Bir Sayın Öcalan’ın fikirlerinin halklarla, emekçilerle buluşmasını sağlayacak koşulların oluşturulması gerekiyor. İki bugüne kadar kullanılan dilin terk edilmesi gerekiyor, çünkü yine üstenci, tehdit eden bir dille karşı karşıyayız. Bu dil kesinlikle bu tartışmalara katkı sunmuyor. Bu dilin en başta da iktidar mensupları tarafından terk edilmesi toplumu zehirleyen bu dil yerine daha siyasi, daha olgun, daha kapsayıcı, daha karşıdakini dikkate alan, saygın bir dile dönüşmesi gerekiyor, aksi halde bu tartışmalar süreç olmadan bitmek durumunda kalabilir.
ESENYURT'TAKİ GASP
Esenyurt’a kayyım atayarak halkın iradesini yok sayacaksanız tartışmalar bir yere evrilmez. Halkın iradesini cezaevine atarak, tutsak ederek, iradesine bir kayyum atayarak mı bu süreci yürüteceksiniz? Bu politikalarla kesinlikle bu tartışmaları bir yere evriltemezsiniz, bu toplum artık sözlere kanacak bir toplum değil. En başta da Kürtler ve onun dostlarının yürüttüğü mücadele asla ve kata sözlere kanacak, bu kandırmaca politikalarına inanacak bir noktada değil.
'BÜYÜK FIRSAT VAR'
Halklar lehine sonuç almak için hiçbir dönem olmadığı kadar büyük bir zemin ve fırsat var.
Zorlu bir süreçteyiz, ya büyük kazanımlarla bu süreçten çıkacağız ki bunun zemini hiçbir dönem olmadığı kadar güçlü. Hiçbir dönem olmadığı kadar insanlar şu anki iktidarın uygulamalarından rahatsız. Hiçbir dönem olmadığı kadar emekçiler, işçiler, çalışanlar bu sistem karşısında direniyor, greve gidiyor, hakkını arıyor, Ankara’ya yürüyor, çekinmeden kendi taleplerini ortaya koyuyorlar. Hiçbir dönem olmadığı kadar büyük bir zemin bizleri bekliyor. Şimdi bu zemini, bu itirazları örgütlemek ve bir sonuca ulaştırmak, bu itirazlarla birlikte mevcut kötü gidişatı halklar, emekçiler ve Kürtler lehine, Aleviler, kadınlar lehine çevirmek bizim elimizdedir.
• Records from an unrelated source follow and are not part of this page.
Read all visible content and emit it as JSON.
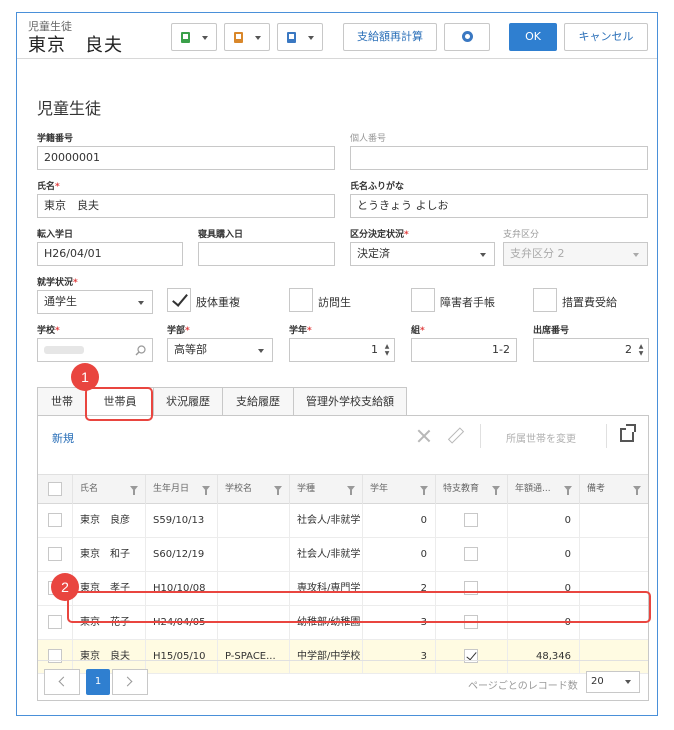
{
  "header": {
    "subtitle": "児童生徒",
    "name": "東京　良夫",
    "recalc_label": "支給額再計算",
    "ok_label": "OK",
    "cancel_label": "キャンセル"
  },
  "page_title": "児童生徒",
  "form": {
    "student_no_label": "学籍番号",
    "student_no_value": "20000001",
    "personal_no_label": "個人番号",
    "personal_no_value": "",
    "name_label": "氏名",
    "name_value": "東京　良夫",
    "kana_label": "氏名ふりがな",
    "kana_value": "とうきょう よしお",
    "transfer_date_label": "転入学日",
    "transfer_date_value": "H26/04/01",
    "bedding_date_label": "寝具購入日",
    "bedding_date_value": "",
    "category_status_label": "区分決定状況",
    "category_status_value": "決定済",
    "payment_category_label": "支弁区分",
    "payment_category_value": "支弁区分 2",
    "enrollment_label": "就学状況",
    "enrollment_value": "通学生",
    "check_limb": "肢体重複",
    "check_visiting": "訪問生",
    "check_disability": "障害者手帳",
    "check_measures": "措置費受給",
    "school_label": "学校",
    "dept_label": "学部",
    "dept_value": "高等部",
    "grade_label": "学年",
    "grade_value": "1",
    "class_label": "組",
    "class_value": "1-2",
    "seat_label": "出席番号",
    "seat_value": "2",
    "required_mark": "*"
  },
  "tabs": [
    "世帯",
    "世帯員",
    "状況履歴",
    "支給履歴",
    "管理外学校支給額"
  ],
  "grid": {
    "new_label": "新規",
    "change_label": "所属世帯を変更",
    "columns": [
      "氏名",
      "生年月日",
      "学校名",
      "学種",
      "学年",
      "特支教育",
      "年額通...",
      "備考"
    ],
    "rows": [
      {
        "name": "東京　良彦",
        "birth": "S59/10/13",
        "school": "",
        "type": "社会人/非就学",
        "grade": "0",
        "special": false,
        "amount": "0",
        "note": ""
      },
      {
        "name": "東京　和子",
        "birth": "S60/12/19",
        "school": "",
        "type": "社会人/非就学",
        "grade": "0",
        "special": false,
        "amount": "0",
        "note": ""
      },
      {
        "name": "東京　孝子",
        "birth": "H10/10/08",
        "school": "",
        "type": "専攻科/専門学",
        "grade": "2",
        "special": false,
        "amount": "0",
        "note": ""
      },
      {
        "name": "東京　花子",
        "birth": "H24/04/05",
        "school": "",
        "type": "幼稚部/幼稚園",
        "grade": "3",
        "special": false,
        "amount": "0",
        "note": ""
      },
      {
        "name": "東京　良夫",
        "birth": "H15/05/10",
        "school": "P-SPACE...",
        "type": "中学部/中学校",
        "grade": "3",
        "special": true,
        "amount": "48,346",
        "note": ""
      }
    ]
  },
  "pager": {
    "current_page": "1",
    "page_size_label": "ページごとのレコード数",
    "page_size_value": "20"
  },
  "callouts": [
    "1",
    "2"
  ],
  "colors": {
    "accent": "#2f7fd0",
    "callout": "#e9453f",
    "selected_row": "#fffbe2"
  },
  "icons": [
    "green-document-icon",
    "orange-document-icon",
    "blue-document-icon",
    "help-icon",
    "search-icon",
    "delete-icon",
    "edit-icon",
    "expand-window-icon",
    "filter-icon"
  ]
}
Daha fazla örgütleneceğiz, daha fazla büyüyeceğiz, daha fazla ittifaklarımızı geliştireceğiz, sokakta olacağız, daha fazla mücadele edeceğiz, daha fazla bu süreci yakinen takip edip süreç için yapılması gerekenleri, adımları çekinmeden cesurca ortaya koyarak bir sonuca ulaşacağımızı düşünüyoruz."